Cumbre bajo mínimos
Las Naciones Unidas representan, por el mero hecho de existir, un desafío permanente al unilateralismo que caracteriza la política exterior del Gobierno de Bush y las constituye en el enemigo a eliminar. Las provocadoras bravatas de John Bolton en que han consistido sus declaraciones contra la ONU y la explosión de enmiendas a la Declaración Final tan laboriosamente elaborada por el ministro de Exteriores de Gabón, han formado parte de la operación de acoso y derribo de la ONU en la que han participado de manera decisiva los principales soportes del equipo político del presidente norteamericano, como Tom Delay, jefe de la mayoría republicana en la Cámara de Representantes, para quien "la ONU es uno de los mayores promotores de la tiranía y el terror", o las del parlamentario neocon Henry Hide, que consiguió el pasado mes de junio que la misma Cámara de Representantes aprobase una ley que prevé la reducción del 50% de la contribución norteamericana si la ONU no acepta antes de 2007 la mayoría de las exigencias que quiere imponer Washington. Los abusos sexuales de algún contingente militar de Naciones Unidas, las acusaciones de corrupción en la gestión del programa Petróleo por Alimentos, la denuncia de los casos de nepotismo y los enfrentamientos por causa de la guerra de Irak, echaron la leña al fuego que reclamaba la hostilidad de EE UU y convirtieron el periodo 2003/2004 en el annus horribilis de Kofi Annan.
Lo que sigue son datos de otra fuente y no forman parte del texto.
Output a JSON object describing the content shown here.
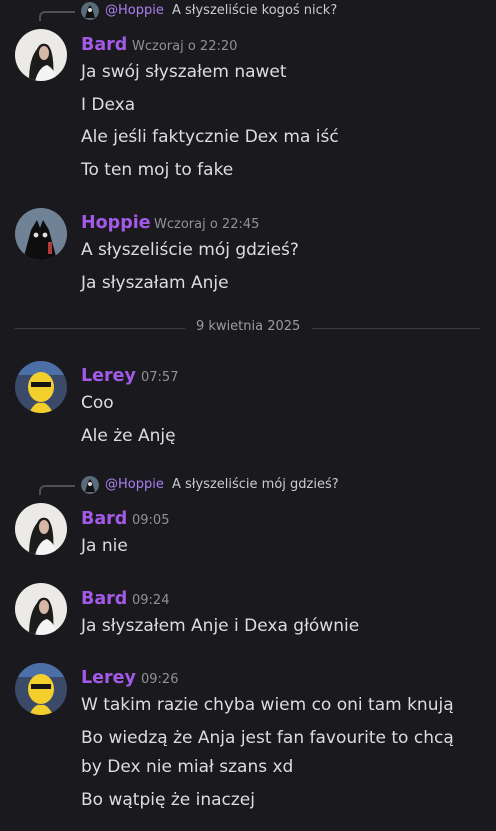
{
  "reply1": {
    "mention": "@Hoppie",
    "text": "A słyszeliście kogoś nick?"
  },
  "reply2": {
    "mention": "@Hoppie",
    "text": "A słyszeliście mój gdzieś?"
  },
  "date_divider": "9 kwietnia 2025",
  "groups": [
    {
      "author": "Bard",
      "time": "Wczoraj o 22:20",
      "messages": [
        "Ja swój słyszałem nawet",
        "I Dexa",
        "Ale jeśli faktycznie Dex ma iść",
        "To ten moj to fake"
      ]
    },
    {
      "author": "Hoppie",
      "time": "Wczoraj o 22:45",
      "messages": [
        "A słyszeliście mój gdzieś?",
        "Ja słyszałam Anje"
      ]
    },
    {
      "author": "Lerey",
      "time": "07:57",
      "messages": [
        "Coo",
        "Ale że Anję"
      ]
    },
    {
      "author": "Bard",
      "time": "09:05",
      "messages": [
        "Ja nie"
      ]
    },
    {
      "author": "Bard",
      "time": "09:24",
      "messages": [
        "Ja słyszałem Anje i Dexa głównie"
      ]
    },
    {
      "author": "Lerey",
      "time": "09:26",
      "messages": [
        "W takim razie chyba wiem co oni tam knują",
        "Bo wiedzą że Anja jest fan favourite to chcą",
        "by Dex nie miał szans xd",
        "Bo wątpię że inaczej"
      ]
    }
  ],
  "colors": {
    "background": "#1a1a1e",
    "author": "#a45ae8",
    "mention": "#a880ee"
  }
}
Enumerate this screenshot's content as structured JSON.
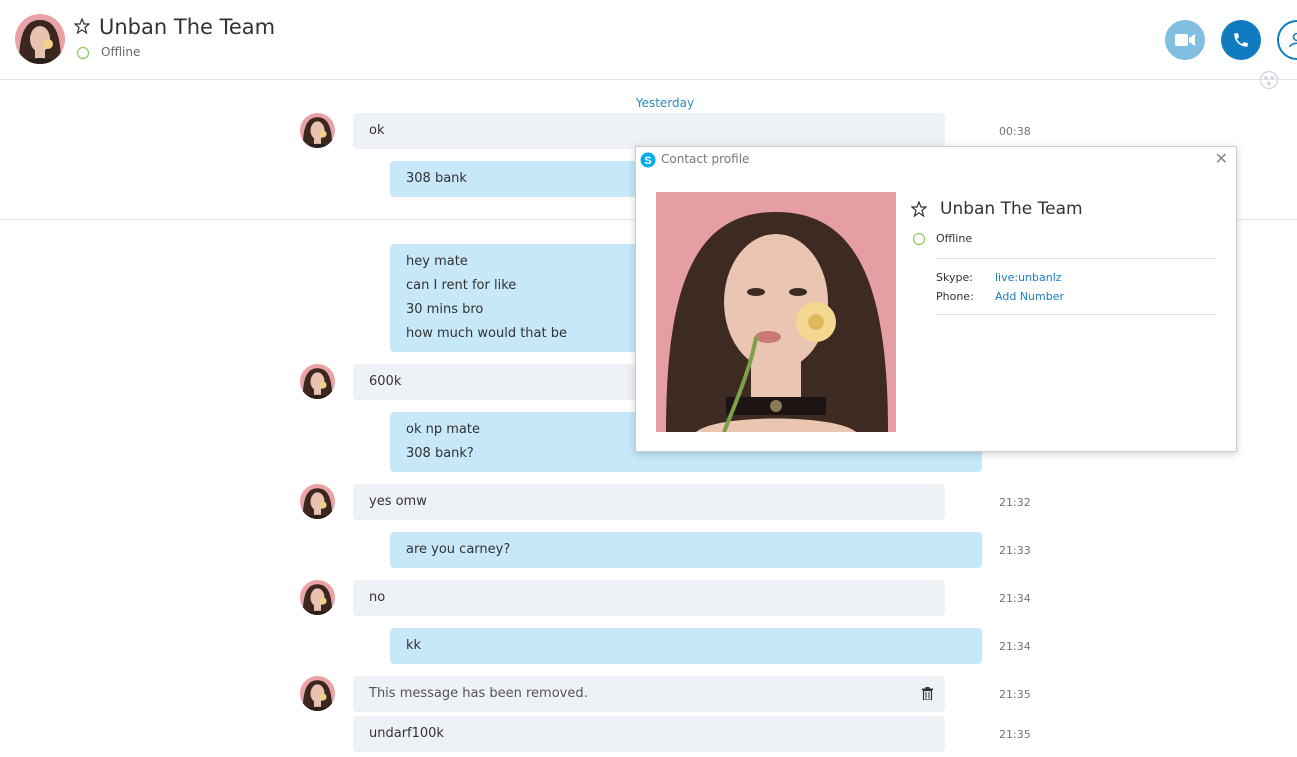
{
  "header": {
    "title": "Unban The Team",
    "status": "Offline"
  },
  "colors": {
    "accent": "#0f7cc0",
    "online_ring": "#7cc142",
    "outgoing_bubble": "#c6e8f8",
    "incoming_bubble": "#eef1f6"
  },
  "conversation": {
    "date_label": "Yesterday",
    "messages": [
      {
        "lines": [
          "ok"
        ],
        "time": "00:38"
      },
      {
        "lines": [
          "308 bank"
        ]
      },
      {
        "lines": [
          "hey mate",
          "can I rent for like",
          "30 mins bro",
          "how much would that be"
        ]
      },
      {
        "lines": [
          "600k"
        ]
      },
      {
        "lines": [
          "ok np mate",
          "308 bank?"
        ]
      },
      {
        "lines": [
          "yes omw"
        ],
        "time": "21:32"
      },
      {
        "lines": [
          "are you carney?"
        ],
        "time": "21:33"
      },
      {
        "lines": [
          "no"
        ],
        "time": "21:34"
      },
      {
        "lines": [
          "kk"
        ],
        "time": "21:34"
      },
      {
        "lines": [
          "This message has been removed."
        ],
        "time": "21:35",
        "icon": "trash-icon"
      },
      {
        "lines": [
          "undarf100k"
        ],
        "time": "21:35"
      }
    ]
  },
  "contact_profile": {
    "window_title": "Contact profile",
    "name": "Unban The Team",
    "status": "Offline",
    "skype_label": "Skype:",
    "skype_value": "live:unbanlz",
    "phone_label": "Phone:",
    "phone_value": "Add Number"
  },
  "icons": [
    "star-icon",
    "video-call-icon",
    "phone-call-icon",
    "contact-icon",
    "skype-icon",
    "close-icon",
    "trash-icon"
  ]
}
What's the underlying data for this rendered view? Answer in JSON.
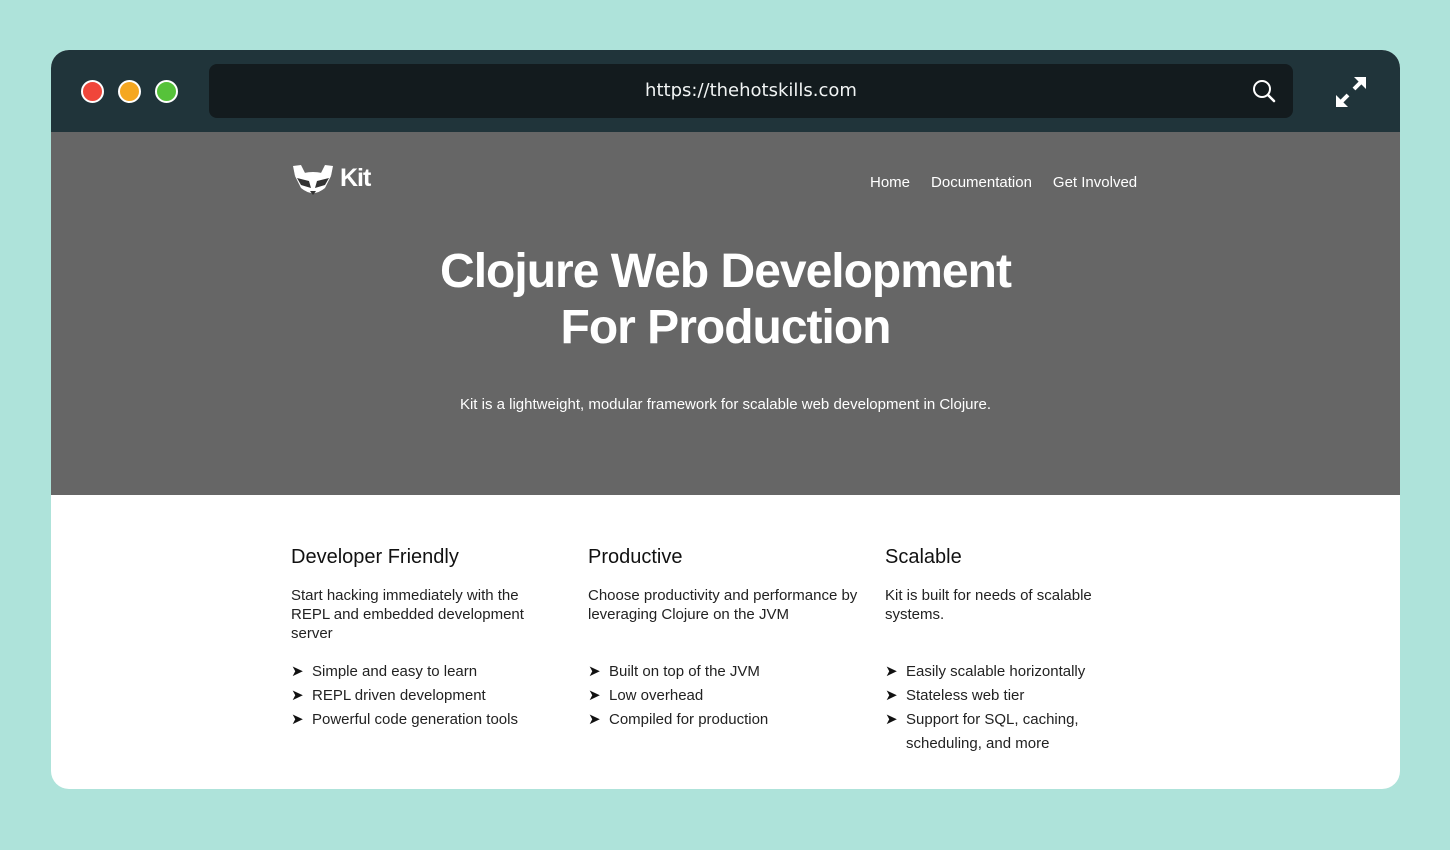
{
  "browser": {
    "url": "https://thehotskills.com",
    "icons": {
      "search": "search-icon",
      "expand": "expand-icon"
    },
    "colors": {
      "background": "#aee3da",
      "titlebar": "#20343a",
      "urlbar": "#131b1e",
      "close": "#f0463a",
      "minimize": "#f5a721",
      "maximize": "#56c23a"
    }
  },
  "site": {
    "logo_text": "Kit",
    "logo_icon": "raccoon-logo-icon",
    "nav": [
      {
        "label": "Home"
      },
      {
        "label": "Documentation"
      },
      {
        "label": "Get Involved"
      }
    ],
    "hero": {
      "title_line1": "Clojure Web Development",
      "title_line2": "For Production",
      "subtitle": "Kit is a lightweight, modular framework for scalable web development in Clojure.",
      "background": "#666666"
    },
    "features": [
      {
        "title": "Developer Friendly",
        "description": "Start hacking immediately with the REPL and embedded development server",
        "bullets": [
          "Simple and easy to learn",
          "REPL driven development",
          "Powerful code generation tools"
        ]
      },
      {
        "title": "Productive",
        "description": "Choose productivity and performance by leveraging Clojure on the JVM",
        "bullets": [
          "Built on top of the JVM",
          "Low overhead",
          "Compiled for production"
        ]
      },
      {
        "title": "Scalable",
        "description": "Kit is built for needs of scalable systems.",
        "bullets": [
          "Easily scalable horizontally",
          "Stateless web tier",
          "Support for SQL, caching, scheduling, and more"
        ]
      }
    ],
    "bullet_glyph": "➤"
  }
}
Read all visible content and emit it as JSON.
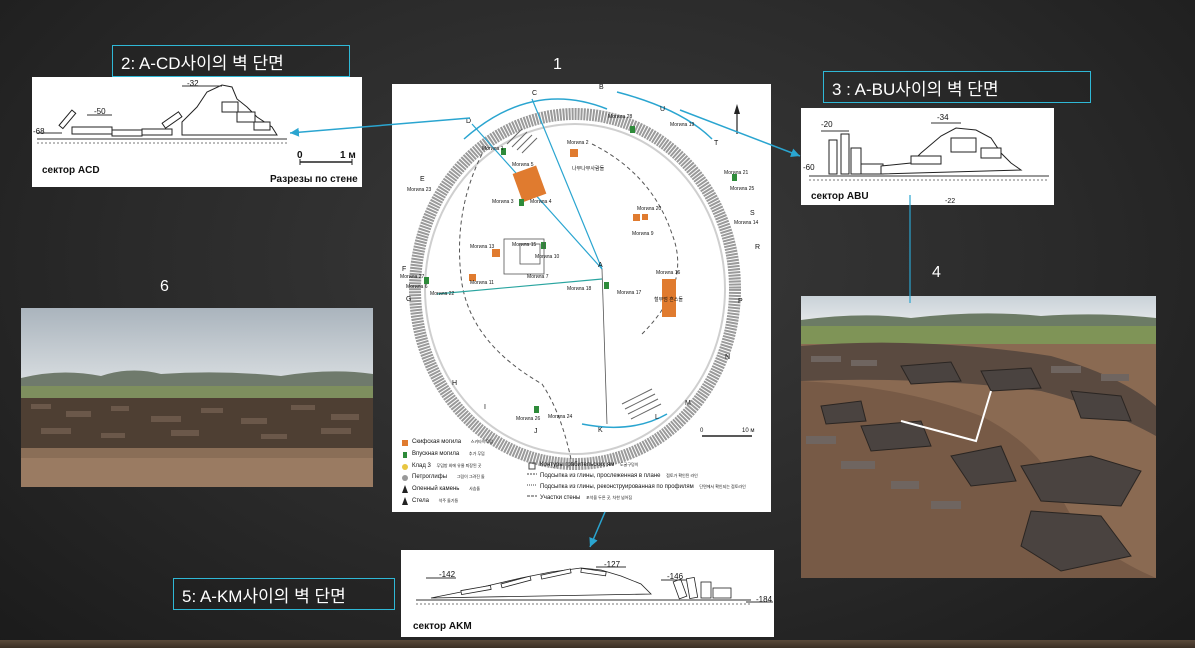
{
  "slide": {
    "figure_numbers": {
      "n1": "1",
      "n4": "4",
      "n6": "6"
    },
    "captions": {
      "c2": "2: A-CD사이의 벽 단면",
      "c3": "3 : A-BU사이의 벽 단면",
      "c5": "5: A-KM사이의 벽 단면"
    },
    "panels": {
      "acd": {
        "sector": "сектор ACD",
        "scale_0": "0",
        "scale_1": "1 м",
        "note": "Разрезы по стене",
        "lv_left": "-68",
        "lv_top": "-32",
        "lv_mid": "-50"
      },
      "abu": {
        "sector": "сектор ABU",
        "lv_a": "-20",
        "lv_b": "-34",
        "lv_c": "-60",
        "lv_d": "-22"
      },
      "akm": {
        "sector": "сектор AKM",
        "lv_a": "-142",
        "lv_b": "-127",
        "lv_c": "-146",
        "lv_d": "-184"
      }
    },
    "map": {
      "letters": {
        "B": "B",
        "C": "C",
        "D": "D",
        "E": "E",
        "F": "F",
        "G": "G",
        "H": "H",
        "I": "I",
        "J": "J",
        "K": "K",
        "L": "L",
        "M": "M",
        "N": "N",
        "P": "P",
        "R": "R",
        "S": "S",
        "T": "T",
        "U": "U",
        "A": "A"
      },
      "graves": {
        "m1": "Могила 1",
        "m2": "Могила 2",
        "m3": "Могила 3",
        "m4": "Могила 4",
        "m5": "Могила 5",
        "m6": "Могила 6",
        "m7": "Могила 7",
        "m8": "Могила 8",
        "m9": "Могила 9",
        "m10": "Могила 10",
        "m11": "Могила 11",
        "m13": "Могила 13",
        "m14": "Могила 14",
        "m15": "Могила 15",
        "m16": "Могила 16",
        "m17": "Могила 17",
        "m18": "Могила 18",
        "m19": "Могила 19",
        "m20": "Могила 20",
        "m21": "Могила 21",
        "m22": "Могила 22",
        "m23": "Могила 23",
        "m24": "Могила 24",
        "m25": "Могила 25",
        "m26": "Могила 26",
        "m27": "Могила 27",
        "m28": "Могила 28"
      },
      "scale_0": "0",
      "scale_10": "10 м",
      "legend": [
        {
          "ru": "Скифская могила",
          "ko": "스키타이무덤"
        },
        {
          "ru": "Впускная могила",
          "ko": "추가 무덤"
        },
        {
          "ru": "Клад 3",
          "ko": "무덤방 외에 유물 퇴장된 곳"
        },
        {
          "ru": "Петроглифы",
          "ko": "그림이 그려진 돌"
        },
        {
          "ru": "Оленный камень",
          "ko": "사슴돌"
        },
        {
          "ru": "Стела",
          "ko": "석주 돌기둥"
        }
      ],
      "legend2": [
        {
          "ru": "Контуры грабительских ям",
          "ko": "도굴구덩이"
        },
        {
          "ru": "Подсыпка из глины, прослеженная в плане",
          "ko": "점토가 확인된 라인"
        },
        {
          "ru": "Подсыпка из глины, реконструированная по профилям",
          "ko": "단면에서 확인되는 점토라인"
        },
        {
          "ru": "Участки стены",
          "ko": "포석을 두른 곳, 차한 넘어짐"
        }
      ],
      "note_rocks": "나무나무사람돌",
      "note_burial": "철무덤 흔스돌"
    }
  }
}
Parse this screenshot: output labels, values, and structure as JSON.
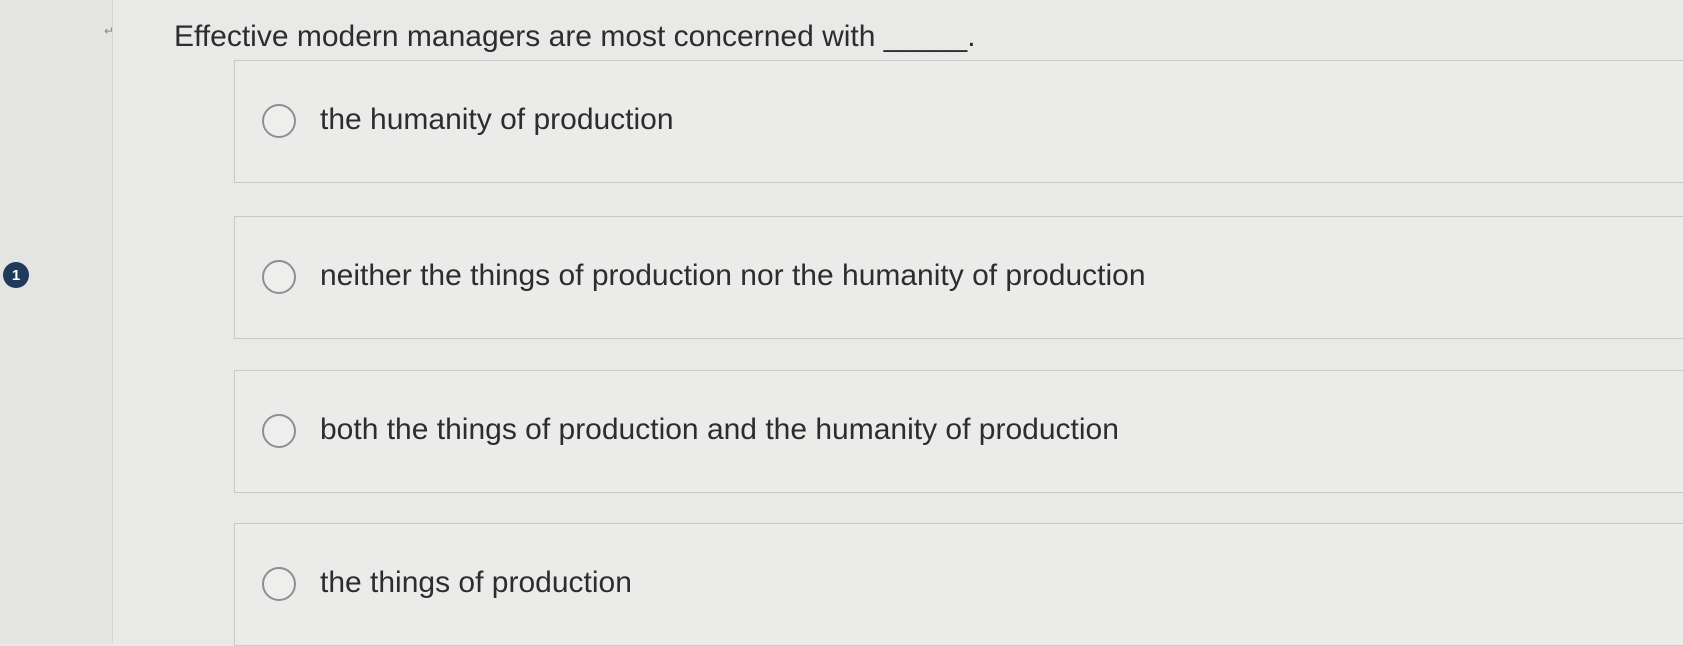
{
  "question": {
    "number": "1",
    "text": "Effective modern managers are most concerned with _____."
  },
  "gutter": {
    "mark": "↵"
  },
  "options": [
    {
      "label": "the humanity of production",
      "selected": false
    },
    {
      "label": "neither the things of production nor the humanity of production",
      "selected": false
    },
    {
      "label": "both the things of production and the humanity of production",
      "selected": false
    },
    {
      "label": "the things of production",
      "selected": false
    }
  ]
}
Los centenares de seminarios, reuniones, paneles e informes que tenían como objetivo preparar la Cumbre de la Reforma no lograron modificar esta situación, y el encuentro en Nueva York de los líderes de la casi totalidad de los países del planeta sólo ha servido para constatar la imposibilidad de que los Estados miembros transformen lo que De Gaulle calificó, hace casi 50 años, de trasto inútil.
El secretario general había hecho una propuesta modesta de propósitos retomando, con un perfil más bajo, los objetivos del Milenio, propuesta que se ha quedado en nada. En el tema de las inaplazables reformas de la organización, no se ha conseguido, como ha reconocido el propio Annan, un solo avance. Es más, en los tres temas centrales: el poder político confinado en el Consejo de Seguridad y en sus cinco miembros permanentes, el de la financiación de la organización y el de la burocratización de su funcionamiento, no sólo no se ha logrado ningún resultado, sino que ni siquiera se ha conseguido abrir una brecha. El total enquistamiento en sus prerrogativas de los miembros permanentes del Consejo, la previsible y suicida disminución del presupuesto de una organización que ya no puede cubrir sus gastos más imperativos, y la creciente inadecuación de unos modos y unas prácticas que la condenan a la ineficacia, auguran lo peor para la ONU. Y lo más preocupante es que en cuestiones tan decisivas no sólo no se tomaron decisiones concretas, sino que hasta se renunció a evocar retóricamente la posibilidad de tomarlas en el futuro. Ese capítulo se ha consagrado a reiterar de nuevo los propósitos mil veces formulados sobre la seguridad colectiva con la lucha contra el terrorismo como su nódulo principal; la erradicación del hambre y la pobreza; el combate contra el sida y otras enfermedades de contagio masivo; la reducción de las desigualdades entre países y personas y la generalización de los derechos humanos.
Esta letanía que recitan desde hace años con fervor hipócrita los grandes Estados, sobre todo en sus reuniones mundiales -la última la cumbre del G-8 en Gleneagles-, está ya formalizada en los objetivos del desarrollo recogidos en la Declaración del Milenio. Su inclusión una vez más en las conclusiones de una cumbre sin una sola medida específica, nada añade y se convierte en un ejercicio de cinismo público internacional. Porque si los Estados promueven y/o aceptan la organización de estas cumbres es porque les ofrece la oportunidad de hacer relaciones públicas internacionales a la par que de mejorar su imagen, gracias a los medios de comunicación amigos, en la opinión pública nacional. Pero a veces se desmelenan en la demagogia verbal, como le ha ocurrido en esta ocasión a Bush, que se convirtió, durante el tiempo de su discurso, en el paladín de la lucha contra la pobreza y de ayuda al desarrollo, sin aceptar, claro está, aumentar su aportación hasta el 0,5% de su PIB de aquí a 2010 y hasta el 0,7% para 2015 y sin alinearse con los países del Sur que piden la anulación de la deuda.